Dopo una laurea magistrale in Comunicazione, sono diventato giornalista, prima pubblicista e poi professionista, collaborando sin da subito con realtà del mondo dello sport. Ho sempre lavorato nell’ambito degli uffici stampa, e negli anni mi sono avvicinato al movimento Olimpico, seguendo la mia passione per i cinque cerchi. Nel 2010 ho intrapreso il Master di primo livello in Sport Marketing and Communication proposto da Ca’ Foscari, che mi ha permesso di crescere nel mio lavoro, integrando le competenze nell’ambito della comunicazione con i fondamenti del marketing. Una sinergia sempre più importante, nello sport e non solo, ai giorni nostri. Quanto imparato a Venezia è stato fondamentale nell’ambito del mio main business, l’agenzia di comunicazione, che impiega oggi una ventina di collaboratori e lavora con realtà di tutto il mondo in progetti che vanno oltre lo sport. Lo scorso anno abbiamo registrato un export di oltre il 30% del fatturato, e la nostra lingua di lavoro principale è l’inglese. Proprio come il master che ho frequentato a Venezia.

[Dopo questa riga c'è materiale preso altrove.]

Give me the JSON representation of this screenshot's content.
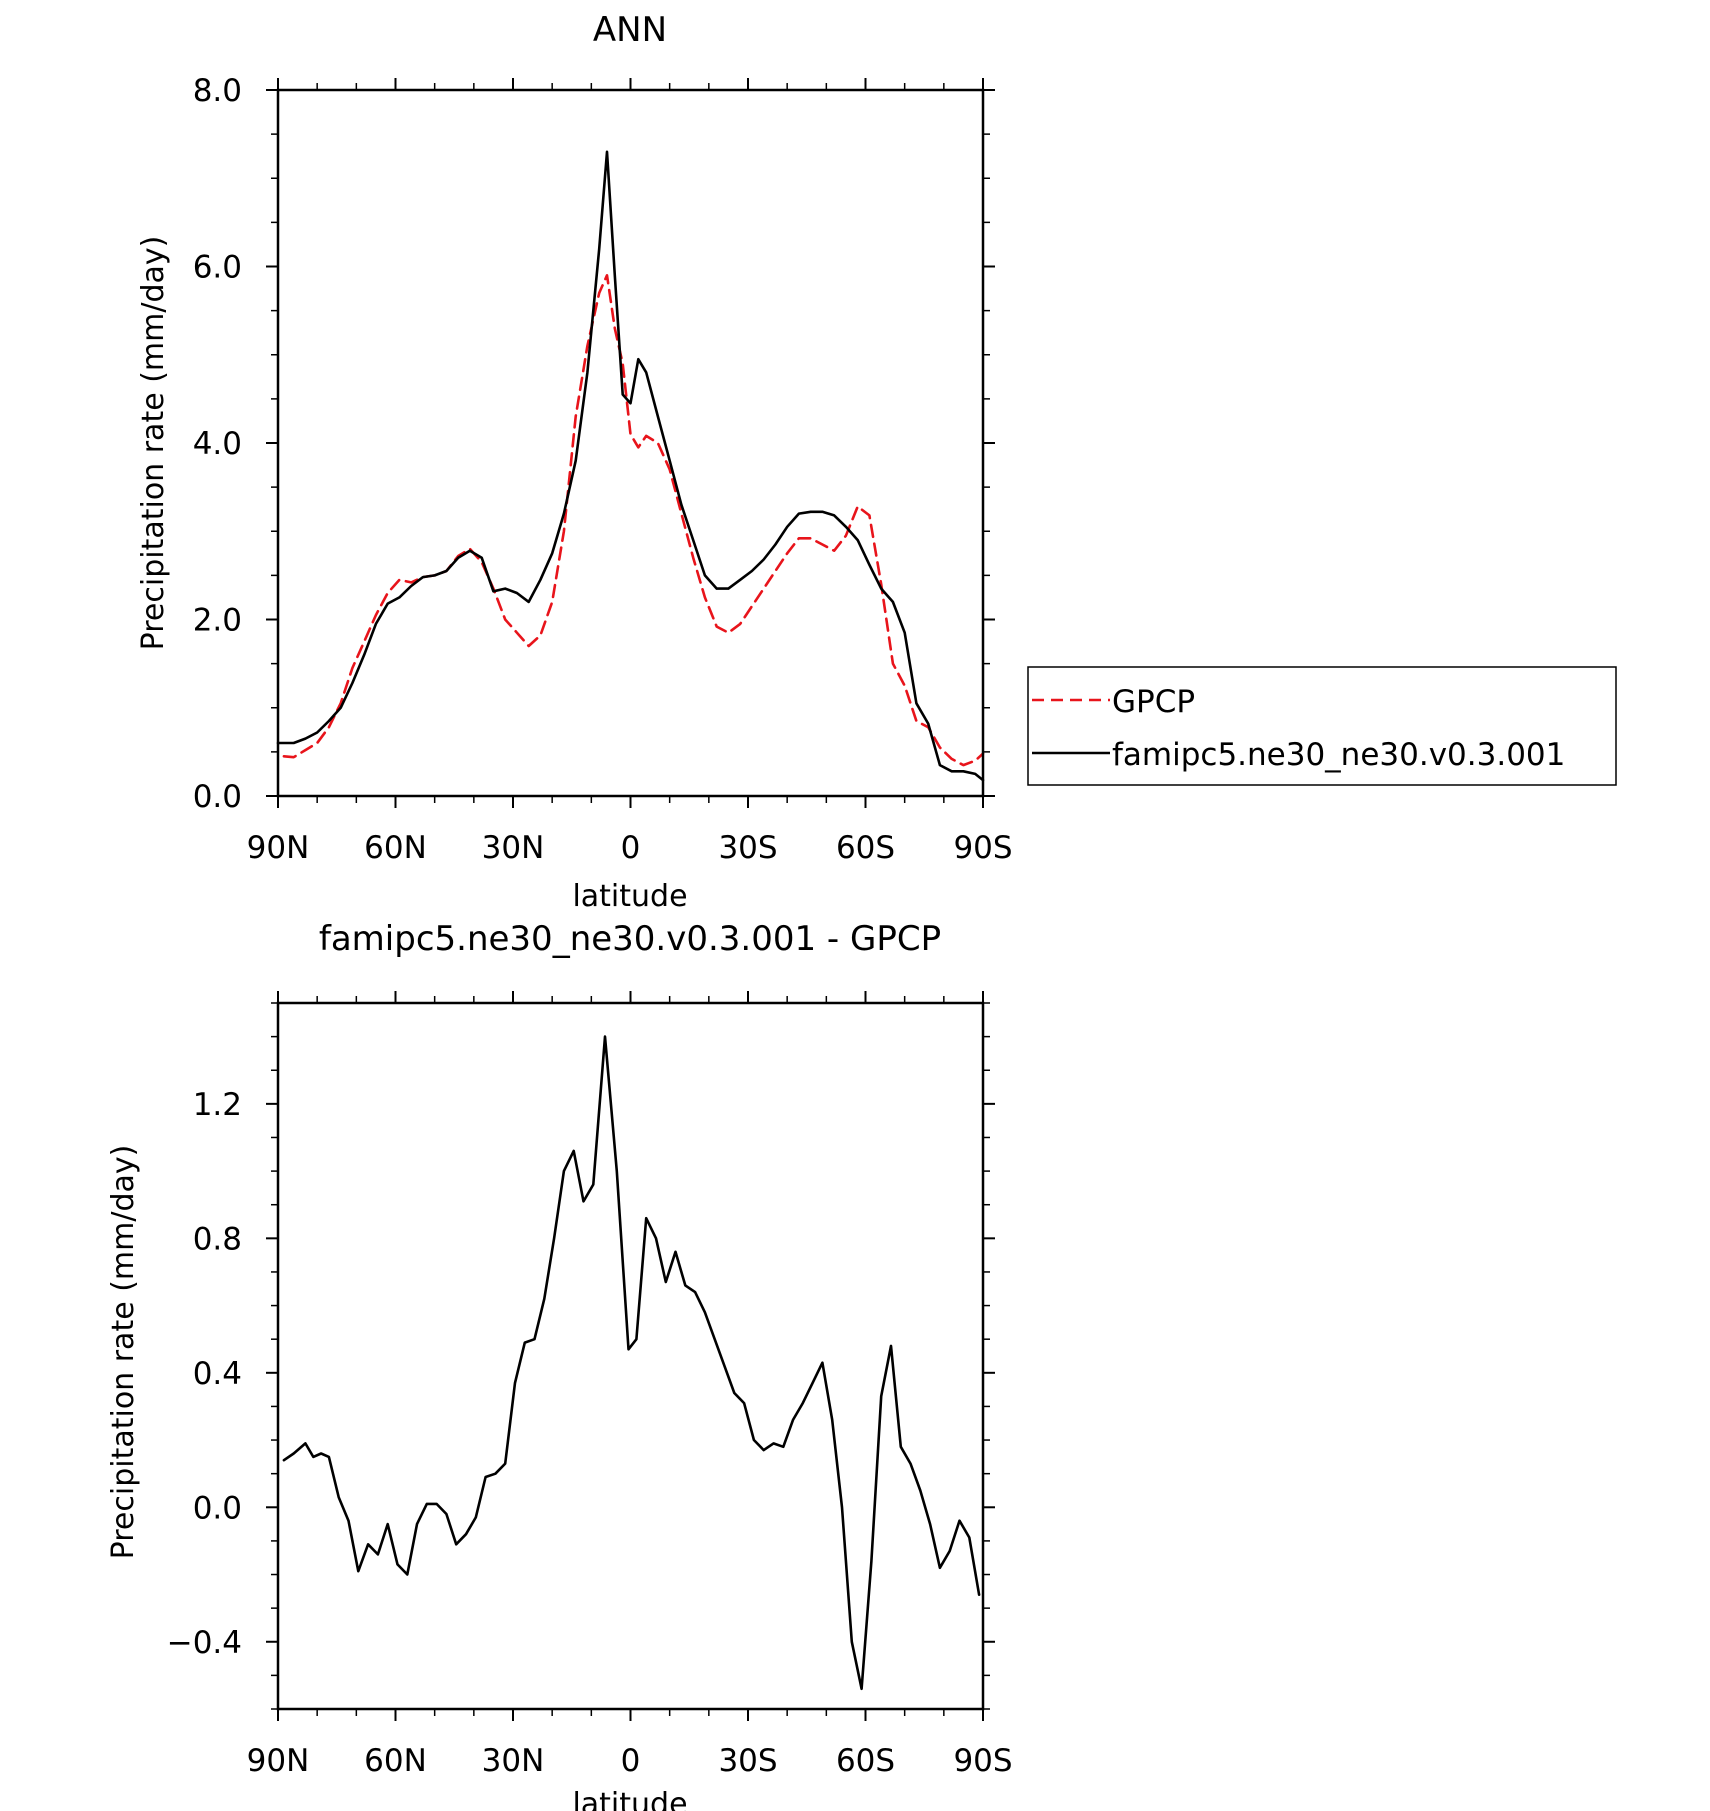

Cosa ti ha dato Ca’ Foscari?

L’ambiente di Ca’ Foscari è stato un game changer, nel mio percorso. L’internazionalità dell’ateneo – oltre che l’eccellenza dell’offerta formativa – ha contribuito ad allargare la mia visione, e mi ha permesso di costruire una rete di relazioni utili ed appaganti. Mi capita spesso di essere da qualche parte, in giro per il mondo, a Tokyo come a Santiago del Cile, e di incontrare qualche Alumnus che conosco personalmente, o con il qualche abbiamo condiviso a distanza progetti internazionali. Ci si riconosce, tra Cafoscarini. Non sono da solo nemmeno qui a Tokyo: Chiara Ferrante, di YAK Agency, lavora con me alla Boxe, mentre Marco Vettoretti è il responsabile comunicazione dello Sport Climbing. Entrambi escono dal master in Sport Business Strategies di Ca’ Foscari / Verde Sport, con il quale tra l’altro collaboro. E non sono i soli, so per certo che diversi altri Alumni hanno contribuito alla preparazione ed allo svolgimento dei Giochi di Tokyo. D’altronde si sa, che tra Venezia e l’estremo oriente il link è forte, e non da oggi!